Recommended: at Slate, Tim Wu of Columbia has a five-part series in progress on the phenomenon of laws whose violation is very widespread and broadly tolerated. His examples include laws against (certain) recreational drug use, possession of obscene material, (some) copyright infringement by end users, and (promised in the final segment) immigration. (One that might have been added: low-level gambling in the form of office football pools and the Supreme Court poker game.) His opening anecdote:

At the federal prosecutor’s office in the Southern District of New York, the staff, over beer and pretzels, used to play a darkly humorous game. Junior and senior prosecutors would sit around, and someone would name a random celebrity — say, Mother Teresa or John Lennon.

It would then be up to the junior prosecutors to figure out a plausible crime for which to indict him or her.

(via Katherine Mangu-Ward, Reason “Hit and Run”).

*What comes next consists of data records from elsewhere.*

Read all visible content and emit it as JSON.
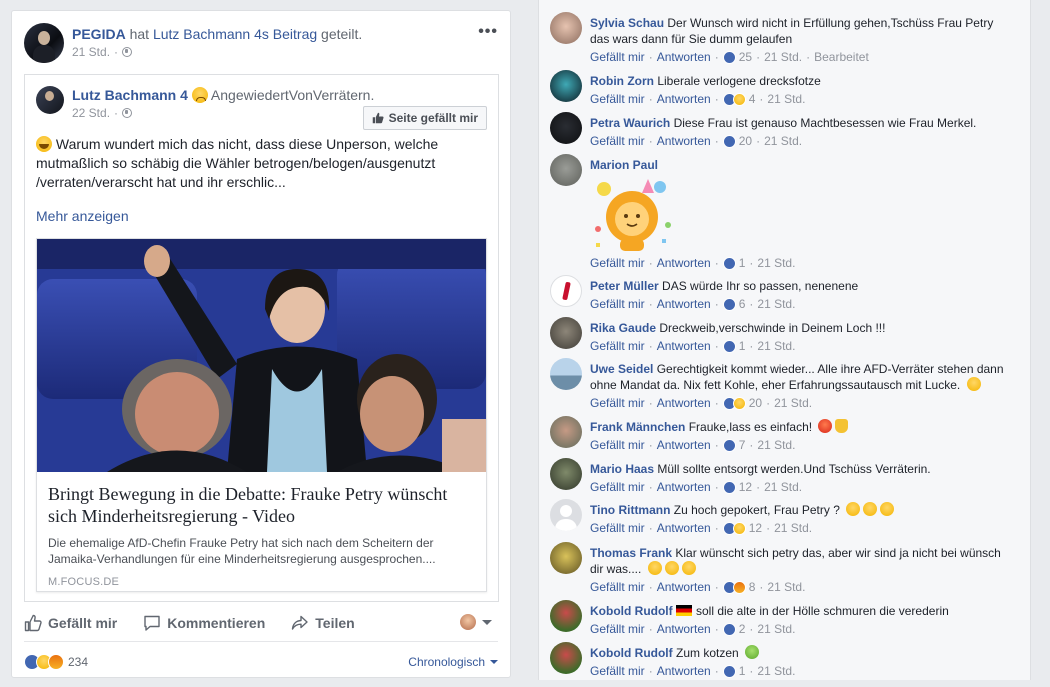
{
  "post": {
    "page_name": "PEGIDA",
    "shared_verb": "hat",
    "shared_author": "Lutz Bachmann 4",
    "shared_suffix": "s",
    "shared_object": "Beitrag",
    "shared_tail": "geteilt.",
    "time": "21 Std.",
    "menu_label": "•••",
    "shared": {
      "author": "Lutz Bachmann 4",
      "feeling": "AngewiedertVonVerrätern.",
      "time": "22 Std.",
      "page_like_button": "Seite gefällt mir",
      "text": "Warum wundert mich das nicht, dass diese Unperson, welche mutmaßlich so schäbig die Wähler betrogen/belogen/ausgenutzt /verraten/verarscht hat und ihr erschlic...",
      "see_more": "Mehr anzeigen",
      "link": {
        "title": "Bringt Bewegung in die Debatte: Frauke Petry wünscht sich Minderheitsregierung - Video",
        "description": "Die ehemalige AfD-Chefin Frauke Petry hat sich nach dem Scheitern der Jamaika-Verhandlungen für eine Minderheitsregierung ausgesprochen....",
        "domain": "M.FOCUS.DE"
      }
    },
    "actions": {
      "like": "Gefällt mir",
      "comment": "Kommentieren",
      "share": "Teilen"
    },
    "reactions_count": "234",
    "sort_label": "Chronologisch"
  },
  "comments": [
    {
      "name": "Sylvia Schau",
      "text": "Der Wunsch wird nicht in Erfüllung gehen,Tschüss Frau Petry das wars dann für Sie dumm gelaufen",
      "count": "25",
      "time": "21 Std.",
      "extra": "Bearbeitet"
    },
    {
      "name": "Robin Zorn",
      "text": "Liberale verlogene drecksfotze",
      "count": "4",
      "time": "21 Std."
    },
    {
      "name": "Petra Waurich",
      "text": "Diese Frau ist genauso Machtbesessen wie Frau Merkel.",
      "count": "20",
      "time": "21 Std."
    },
    {
      "name": "Marion Paul",
      "text": "",
      "count": "1",
      "time": "21 Std."
    },
    {
      "name": "Peter Müller",
      "text": "DAS würde Ihr so passen, nenenene",
      "count": "6",
      "time": "21 Std."
    },
    {
      "name": "Rika Gaude",
      "text": "Dreckweib,verschwinde in Deinem Loch !!!",
      "count": "1",
      "time": "21 Std."
    },
    {
      "name": "Uwe Seidel",
      "text": "Gerechtigkeit kommt wieder... Alle ihre AFD-Verräter stehen dann ohne Mandat da. Nix fett Kohle, eher Erfahrungssautausch mit Lucke.",
      "count": "20",
      "time": "21 Std."
    },
    {
      "name": "Frank Männchen",
      "text": "Frauke,lass es einfach!",
      "count": "7",
      "time": "21 Std."
    },
    {
      "name": "Mario Haas",
      "text": "Müll sollte entsorgt werden.Und Tschüss Verräterin.",
      "count": "12",
      "time": "21 Std."
    },
    {
      "name": "Tino Rittmann",
      "text": "Zu hoch gepokert, Frau Petry ?",
      "count": "12",
      "time": "21 Std."
    },
    {
      "name": "Thomas Frank",
      "text": "Klar wünscht sich petry das, aber wir sind ja nicht bei wünsch dir was....",
      "count": "8",
      "time": "21 Std."
    },
    {
      "name": "Kobold Rudolf",
      "text": "soll die alte in der Hölle schmuren die verederin",
      "count": "2",
      "time": "21 Std."
    },
    {
      "name": "Kobold Rudolf",
      "text": "Zum kotzen",
      "count": "1",
      "time": "21 Std."
    }
  ],
  "comment_actions": {
    "like": "Gefällt mir",
    "reply": "Antworten"
  },
  "colors": {
    "link": "#365899",
    "background": "#e9ebee",
    "like_blue": "#4267b2"
  }
}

More from Hans Bader.

Nastygram: don’t you dare post this nastygram on the web

Ted has briefly mentioned (Oct. 8) the recent doings of an outfit called Dozier Internet Law, whose cease and desist letter to a consumer-complaint site not only demanded that the site take down certain statements about Dozier’s client, DirectBuy, but also asserted that the cease and desist letter was itself the subject of copyright and could not be posted in part or full on the web. Eric Turkewitz, having called this approach “chuckleheaded” in an initial post (Oct. 5 — scroll), is now all over the story (Oct. 9 and Oct. 11), especially after attorney John Dozier of the firm in question submitted a comment whose clueless snippiness really must be seen to be believed.

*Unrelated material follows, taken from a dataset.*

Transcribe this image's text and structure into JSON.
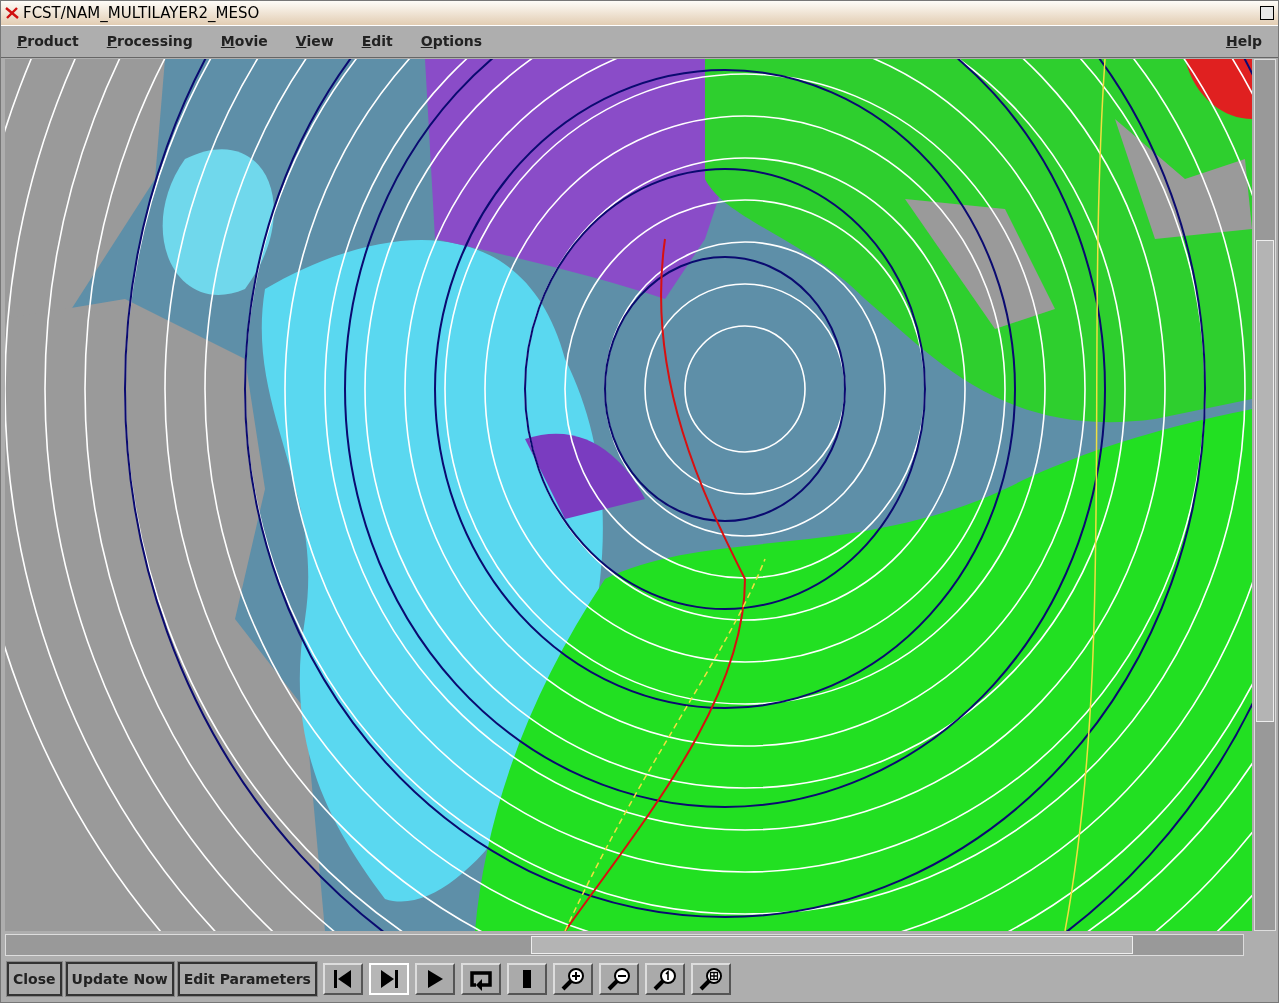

More: from Consumer Law & Policy, Patry Copyright Blog, Legal Ethics Forum, and TechDirt, as well as extensive coverage at TDAXP.

October 8 Roundup

$222,000 for sharing 24 songs

Good thing copyright infringement law isn’t punitive or anything (David Kravets, “RIAA Trial Produces Playlist of the Century”, Wired News, Oct. 4; more; Recording Industry vs. The People, Oct. 5; via Sullivan). Meanwhile, from the same state, same day, comes word that a school bus driver who pleaded guilty to drinking on the job has been fined $482. (“Bus driver pleads guilty to alcohol charge”, AP/Minneapolis Star-Tribune, Aug. 5; Lileks via Reynolds). More: Declan McCullagh, “Why the RIAA should have won (though the fine was too high)”, CNet, Oct. 5.